A la tercera y la cuarta les deparó el mismo final. Su casa ardió espontáneamente mientras dormían. Curiosamente él salía ileso siempre. Sin un rasguño, sin una mota de hollín. La quinta fue distinta. Fue el pequeño de la familia el que acabó con sus dos hermanos, su abuela y sus padres mientras descansaban plácidamente. Pero el niño sobrevivió. Nadie entendía como una criatura de siete años podía haber degollado a sus seres queridos. Qué le podía haber llevado a ello. 

El niño, cuando le preguntaban, sólo alcanzaba a decir que se lo habían ordenado. Que le habían hablado y le habían dicho que era lo que tenía que hacer. Que todo estaba bien. Que luego ellos dos podrían seguir su vida juntos.

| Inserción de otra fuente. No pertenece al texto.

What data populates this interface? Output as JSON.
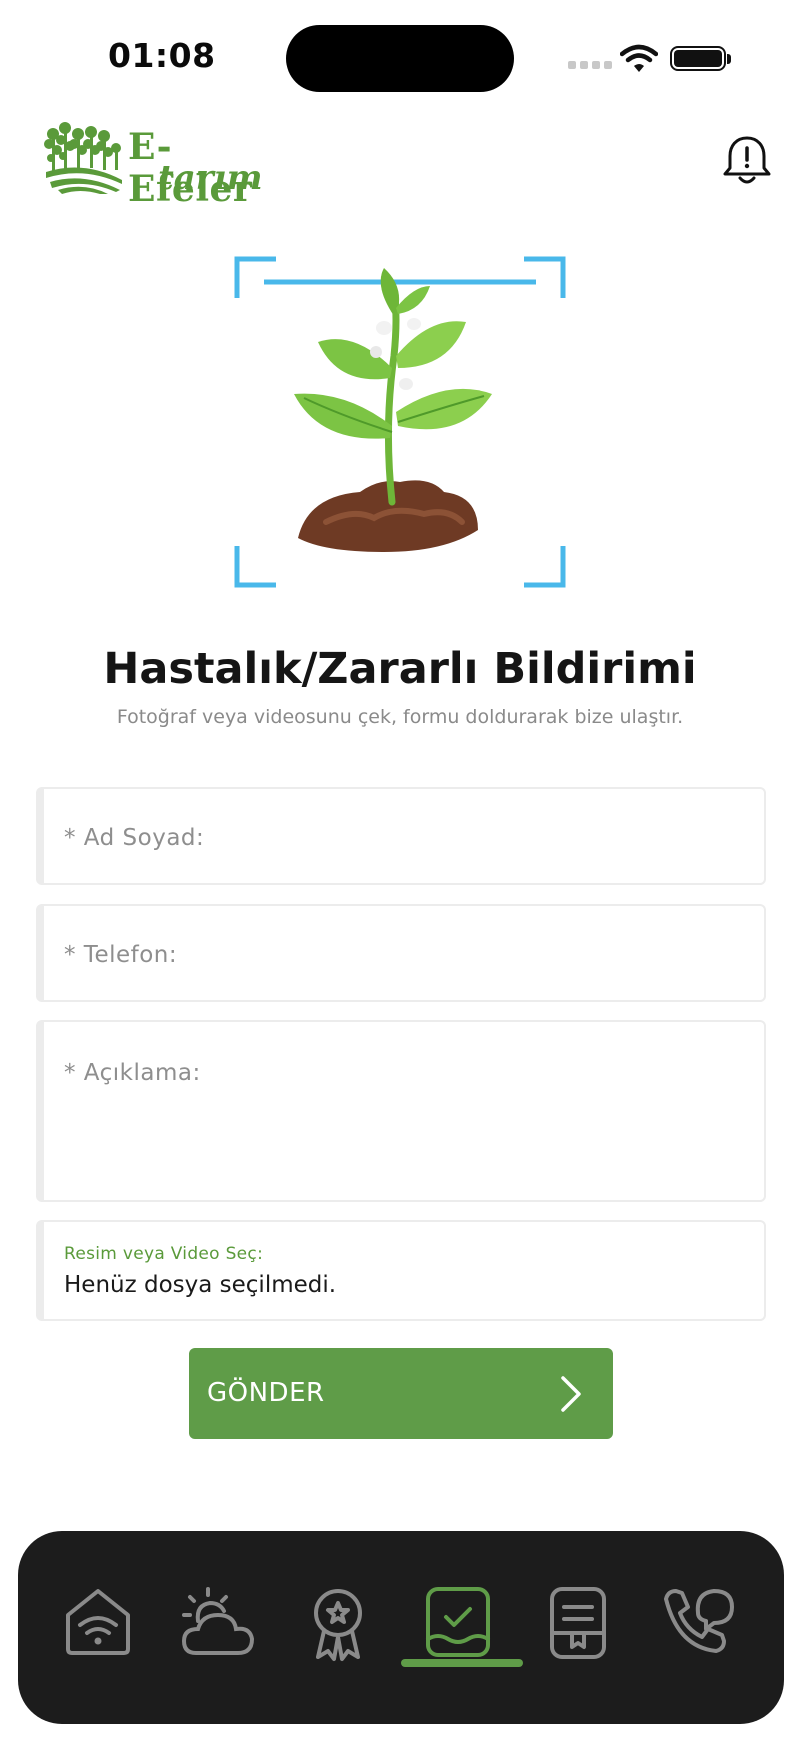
{
  "status_bar": {
    "time": "01:08"
  },
  "header": {
    "logo_title": "E-Efeler",
    "logo_subtitle": "tarım"
  },
  "hero": {
    "title": "Hastalık/Zararlı Bildirimi",
    "subtitle": "Fotoğraf veya videosunu çek, formu doldurarak bize ulaştır."
  },
  "form": {
    "name_placeholder": "* Ad Soyad:",
    "phone_placeholder": "* Telefon:",
    "description_placeholder": "* Açıklama:",
    "file_label": "Resim veya Video Seç:",
    "file_value": "Henüz dosya seçilmedi.",
    "submit_label": "GÖNDER"
  },
  "bottom_nav": {
    "items": [
      {
        "icon": "home-wifi-icon"
      },
      {
        "icon": "weather-icon"
      },
      {
        "icon": "award-icon"
      },
      {
        "icon": "report-check-icon",
        "active": true
      },
      {
        "icon": "document-icon"
      },
      {
        "icon": "phone-chat-icon"
      }
    ]
  },
  "colors": {
    "brand_green": "#5f9c48",
    "scan_frame": "#49b8ea",
    "nav_bg": "#1c1c1c"
  }
}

Felices por el resto de los días. Que era algo que llevaba escuchando desde que tenía pocos meses, pero que los últimos días habían sido más continuas las órdenes. El niño no quería, pero él le convenció de que era lo mejor para los dos.

A la pregunta de los policías sobre de quién era la voz, quién le hablaba, quién le había podido ordenar semejante barbarie, el niño siempre contestaba lo mismo: Ha sido bigotitos. Mi peluche.